Modeling and analysis of molten fuel vaporization and expansion for a sodium fast reactor severe accident

Abstract

The safety assessment of Sodium-cooled Fast Reactors (SFR) requires to account for hypothetical severe accidents involving the melting down of the core materials. This paper deals with the modeling of a fuel vaporization transient that might occur in a SFR in case of severe accident. After a nuclear power excursion, some fuel might be molten and vaporized. In this case, the expansion of fuel vapor might generate a mechanical stress on the reactor vessel and structures.
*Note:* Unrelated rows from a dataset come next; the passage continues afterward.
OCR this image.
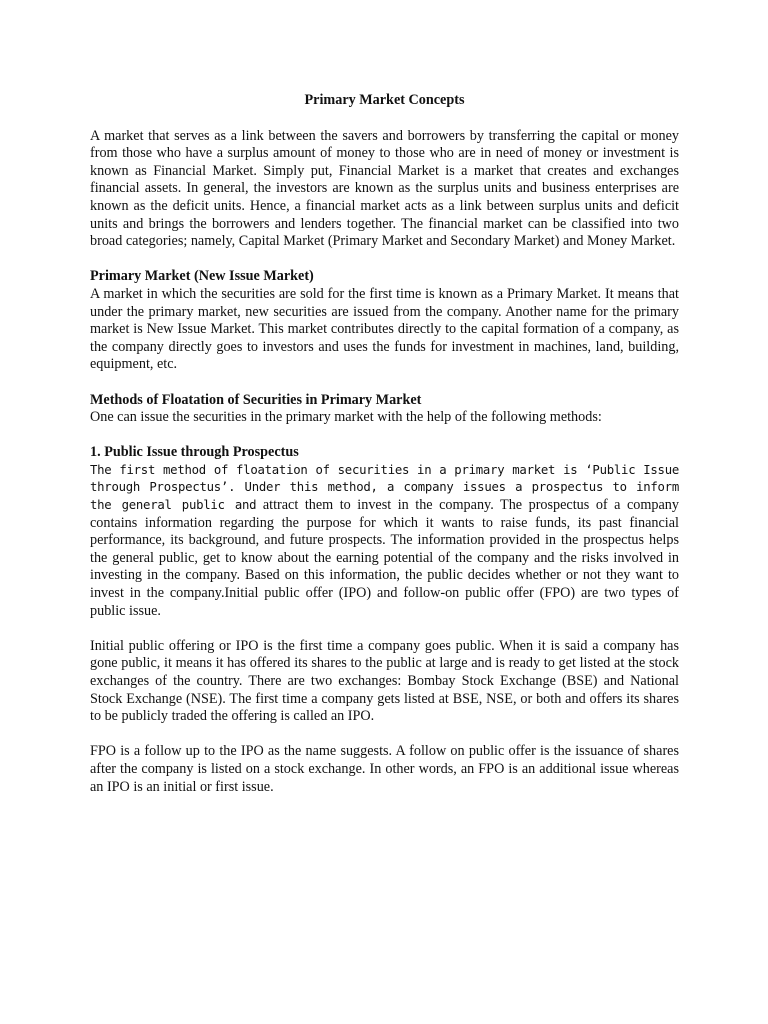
Primary Market Concepts

A market that serves as a link between the savers and borrowers by transferring the capital or money from those who have a surplus amount of money to those who are in need of money or investment is known as Financial Market. Simply put, Financial Market is a market that creates and exchanges financial assets. In general, the investors are known as the surplus units and business enterprises are known as the deficit units. Hence, a financial market acts as a link between surplus units and deficit units and brings the borrowers and lenders together. The financial market can be classified into two broad categories; namely, Capital Market (Primary Market and Secondary Market) and Money Market.

Primary Market (New Issue Market)

A market in which the securities are sold for the first time is known as a Primary Market. It means that under the primary market, new securities are issued from the company. Another name for the primary market is New Issue Market. This market contributes directly to the capital formation of a company, as the company directly goes to investors and uses the funds for investment in machines, land, building, equipment, etc.

Methods of Floatation of Securities in Primary Market

One can issue the securities in the primary market with the help of the following methods:

1. Public Issue through Prospectus

The first method of floatation of securities in a primary market is ‘Public Issue through Prospectus’. Under this method, a company issues a prospectus to inform the general public and attract them to invest in the company. The prospectus of a company contains information regarding the purpose for which it wants to raise funds, its past financial performance, its background, and future prospects. The information provided in the prospectus helps the general public, get to know about the earning potential of the company and the risks involved in investing in the company. Based on this information, the public decides whether or not they want to invest in the company.Initial public offer (IPO) and follow-on public offer (FPO) are two types of public issue.

Initial public offering or IPO is the first time a company goes public. When it is said a company has gone public, it means it has offered its shares to the public at large and is ready to get listed at the stock exchanges of the country. There are two exchanges: Bombay Stock Exchange (BSE) and National Stock Exchange (NSE). The first time a company gets listed at BSE, NSE, or both and offers its shares to be publicly traded the offering is called an IPO.

FPO is a follow up to the IPO as the name suggests. A follow on public offer is the issuance of shares after the company is listed on a stock exchange. In other words, an FPO is an additional issue whereas an IPO is an initial or first issue.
Assessing the vessel integrity is of major importance for the reactor design. A fuel vaporization and expansion modeling, which has been simplified using a Dimensional Analysis, is presented. The modeling is implemented in a tool, called DETONa, able to perform fast calculations, of the order of one minute. The vaporized fuel’s thermal exchange with the reactor liquid coolant leading to a possible coolant vaporization is simulated by DETONa. The coolant is assumed to be entrained into the fuel vapor. A droplet entrainment model based on Rayleigh-Taylor instabilities associated to their diameter’s limitation using Weber stability criterion is proposed. The modeling is validated on experimental results and on code-to-code comparisons. Parametric calculations are conducted on a reactor case. The impact of the initial molten fuel mass, its initial temperature, critical Weber number and radiative heat transfer are investigated. The non-adiabatic modeling and the adiabatic modeling yield results different by 40% in certain cases. DETONa is shown to be sensitive to the fuel initial temperature, the heat transfer coefficient and the Rayleigh-Taylor wavelength, involving variations that can range to 18%.